Известно также, что обитатели этой пещеры ловили, по меньшей мере, четыре вида рыб. В одной окаменелости из их пещеры удалось опознать морского карася - крупнозубую рыбу, которая и сейчас часто навещает эти воды, подплывая к берегу и скусывая мидий с камней. Ее могли поймать на наживку из мидии, прикрепленную к вырезанной из кости или дерева распялке - недавнему изобретению кроманьонца Жизнь обитателей пещеры Нельсон-бей обрела четкий распорядок, связанный с добыванием пищи: через определенные промежутки времени они перебирались из одной местности в другую - от моря во внутренние области и обратно - и меняли рацион, состоявший главным образом из продуктов моря, на традиционный, объединяющий мясную и растительную пищу, добываемую на суше. Однако в семи тысячах кило метров оттуда, на берегах Нила, обитали другие кроманьонцы, которые могли добывать всю эту разно образную пищу, никуда не уходя, - и они жили на одном месте.
Примерно 17 тысяч лет назад группы, по меньшей мере, с пятью разными инвентарями орудий обосновались на широкой равнине Ком-Омбо, в 45 кило метрах ниже по течению от нынешней Асуанской плотины, и жили там около пяти тысяч лет, пока какое-то изменение климата - возможно, длительная засуха - не изменило их образа жизни. Там они сделали тот шаг, который через несколько тысяч лет положил начало земледелию. Они добывали достаточное количество определенной растительной и животной пищи, чтобы обосноваться на одном месте и круглый год существовать на своем специализированном рационе. Хотя они еще не сеяли злаковых, но, во всяком случае, собирали семена диких злаков систематически и эффективно.
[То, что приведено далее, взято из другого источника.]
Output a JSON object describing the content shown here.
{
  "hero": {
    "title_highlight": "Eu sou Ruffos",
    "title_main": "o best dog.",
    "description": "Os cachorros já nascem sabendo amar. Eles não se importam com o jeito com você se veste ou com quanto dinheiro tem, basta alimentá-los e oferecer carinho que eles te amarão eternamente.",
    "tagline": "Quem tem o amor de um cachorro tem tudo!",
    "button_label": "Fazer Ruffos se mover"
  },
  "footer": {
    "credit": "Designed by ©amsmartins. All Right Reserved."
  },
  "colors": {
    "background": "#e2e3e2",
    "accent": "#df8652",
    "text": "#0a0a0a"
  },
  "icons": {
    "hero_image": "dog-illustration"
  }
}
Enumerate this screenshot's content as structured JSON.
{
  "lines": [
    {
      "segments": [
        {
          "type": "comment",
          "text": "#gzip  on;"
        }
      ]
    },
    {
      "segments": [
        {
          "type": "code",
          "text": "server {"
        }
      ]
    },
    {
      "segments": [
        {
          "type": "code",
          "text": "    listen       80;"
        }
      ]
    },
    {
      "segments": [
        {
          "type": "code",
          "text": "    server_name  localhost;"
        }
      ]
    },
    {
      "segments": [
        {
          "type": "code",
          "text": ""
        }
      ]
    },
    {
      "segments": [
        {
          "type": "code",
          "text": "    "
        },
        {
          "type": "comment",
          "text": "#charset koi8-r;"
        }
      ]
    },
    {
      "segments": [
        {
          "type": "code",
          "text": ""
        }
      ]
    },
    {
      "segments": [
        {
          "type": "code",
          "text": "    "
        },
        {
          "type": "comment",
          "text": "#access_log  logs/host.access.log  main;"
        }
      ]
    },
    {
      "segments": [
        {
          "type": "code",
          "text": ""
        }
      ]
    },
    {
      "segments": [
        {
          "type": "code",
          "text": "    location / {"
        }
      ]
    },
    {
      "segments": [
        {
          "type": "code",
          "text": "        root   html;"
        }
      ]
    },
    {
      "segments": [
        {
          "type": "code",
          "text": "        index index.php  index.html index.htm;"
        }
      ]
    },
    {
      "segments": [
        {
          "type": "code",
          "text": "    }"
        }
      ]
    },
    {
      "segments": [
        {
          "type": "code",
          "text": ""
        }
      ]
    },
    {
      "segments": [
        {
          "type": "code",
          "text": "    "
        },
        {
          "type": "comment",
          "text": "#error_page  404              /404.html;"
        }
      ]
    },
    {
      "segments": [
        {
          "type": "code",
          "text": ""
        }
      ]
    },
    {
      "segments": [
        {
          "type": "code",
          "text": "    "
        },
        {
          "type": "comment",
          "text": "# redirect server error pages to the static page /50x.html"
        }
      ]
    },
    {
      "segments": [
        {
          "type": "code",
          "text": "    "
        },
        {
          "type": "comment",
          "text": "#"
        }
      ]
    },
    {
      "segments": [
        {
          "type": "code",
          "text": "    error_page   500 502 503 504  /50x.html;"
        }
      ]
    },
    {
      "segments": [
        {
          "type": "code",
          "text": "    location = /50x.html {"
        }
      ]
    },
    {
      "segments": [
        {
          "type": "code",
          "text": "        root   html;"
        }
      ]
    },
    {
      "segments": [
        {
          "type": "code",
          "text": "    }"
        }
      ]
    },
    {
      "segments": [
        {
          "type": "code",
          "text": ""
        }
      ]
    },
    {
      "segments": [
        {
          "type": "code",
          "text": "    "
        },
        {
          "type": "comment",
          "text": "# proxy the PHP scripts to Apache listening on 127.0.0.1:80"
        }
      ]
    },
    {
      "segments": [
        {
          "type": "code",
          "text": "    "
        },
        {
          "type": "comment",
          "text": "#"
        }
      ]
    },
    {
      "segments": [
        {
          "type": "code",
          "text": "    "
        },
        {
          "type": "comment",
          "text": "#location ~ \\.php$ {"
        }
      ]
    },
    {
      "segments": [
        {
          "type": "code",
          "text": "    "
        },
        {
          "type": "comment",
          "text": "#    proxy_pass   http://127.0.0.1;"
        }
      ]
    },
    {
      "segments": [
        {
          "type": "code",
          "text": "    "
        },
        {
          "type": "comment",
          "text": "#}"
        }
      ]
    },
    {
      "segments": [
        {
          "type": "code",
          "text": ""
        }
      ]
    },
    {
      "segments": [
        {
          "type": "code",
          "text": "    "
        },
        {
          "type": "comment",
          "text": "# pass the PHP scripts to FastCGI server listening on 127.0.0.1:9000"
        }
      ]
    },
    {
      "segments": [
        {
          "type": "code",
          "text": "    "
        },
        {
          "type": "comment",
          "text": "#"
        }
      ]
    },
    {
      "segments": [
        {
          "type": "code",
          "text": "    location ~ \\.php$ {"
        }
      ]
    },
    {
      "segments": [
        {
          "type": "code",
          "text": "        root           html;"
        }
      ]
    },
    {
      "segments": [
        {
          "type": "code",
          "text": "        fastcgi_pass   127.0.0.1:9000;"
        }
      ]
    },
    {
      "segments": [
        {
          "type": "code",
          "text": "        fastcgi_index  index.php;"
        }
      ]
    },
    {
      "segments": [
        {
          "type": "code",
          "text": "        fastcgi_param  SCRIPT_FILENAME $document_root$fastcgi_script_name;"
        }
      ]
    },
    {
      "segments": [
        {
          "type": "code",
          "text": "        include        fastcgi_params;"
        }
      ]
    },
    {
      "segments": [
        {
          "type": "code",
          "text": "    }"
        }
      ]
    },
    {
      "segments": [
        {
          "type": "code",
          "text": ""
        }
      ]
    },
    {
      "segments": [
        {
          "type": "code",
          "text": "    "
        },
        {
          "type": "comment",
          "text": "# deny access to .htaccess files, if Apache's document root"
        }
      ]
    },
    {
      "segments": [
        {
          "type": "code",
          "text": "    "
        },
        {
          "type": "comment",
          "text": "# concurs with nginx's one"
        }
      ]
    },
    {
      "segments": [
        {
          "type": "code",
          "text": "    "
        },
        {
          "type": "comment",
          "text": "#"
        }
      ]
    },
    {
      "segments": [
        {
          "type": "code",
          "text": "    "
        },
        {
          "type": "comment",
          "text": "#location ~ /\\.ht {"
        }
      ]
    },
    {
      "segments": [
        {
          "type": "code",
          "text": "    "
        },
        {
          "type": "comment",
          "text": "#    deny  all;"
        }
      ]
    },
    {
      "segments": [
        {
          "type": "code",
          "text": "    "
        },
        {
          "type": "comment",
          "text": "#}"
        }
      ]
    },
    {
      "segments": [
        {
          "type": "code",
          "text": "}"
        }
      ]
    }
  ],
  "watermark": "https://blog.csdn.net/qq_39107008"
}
Тогда, как и теперь, равнина Ком-Омбо тянулась перпендикулярно течению Нила на восток. Ее плоский овал занимал 642 квадратных километра - крупнейшая из таких равнин в Верхнем Египте. Ее охватывали два вали (сухие русла, эпизодически наполняющиеся водой) , которые начинались в горах за восточной пустыней у западного берега Красного моря, и во многих местах пересекали рукава и протоки Нила, который с августа до конца октября нес огромные массы воды от своих истоков в Восточной Африке, где в это время выпадали муссонные ливни. С марта по август на равнине Ком-Омбо наступал сухой сезон, хотя, возможно, менее сухой, чем в наши дни, так как климат Северной Африки 17 тысяч лет назад был в целом более холодным и влажным, чем теперь.
Эти сезонные изменения приводили к постоянной смене животных на равнине. Дикие быки паслись там, когда вода стояла высоко и трава была молодой и сочной. С наступлением сухого сезона туда откочевывали газели и бубалы, так как условия там становились похожими на условия в их родной саванне. Когда вода в реке стояла высоко, можно было добывать сомов, окуней, мягкокожистую нильскую черепаху и бегемотов. И круглый год там водились все возможные птицы - и местные и перелетные, которых гнала в Африку холодная европейская зима. Археологи, раскапывавшие поселения различных охотничье-собирательских групп Ком-Омбо, обнаруживали кости уток, гусей, бакланов, цапель, крохалей, окоп, орлов, журавлей и кроншнепов. Все эти разнообразные животные и птицы находили обильный корм на равнине, значительная часть которой густо поросла злаками, возможно, родственными сорго и ячменю.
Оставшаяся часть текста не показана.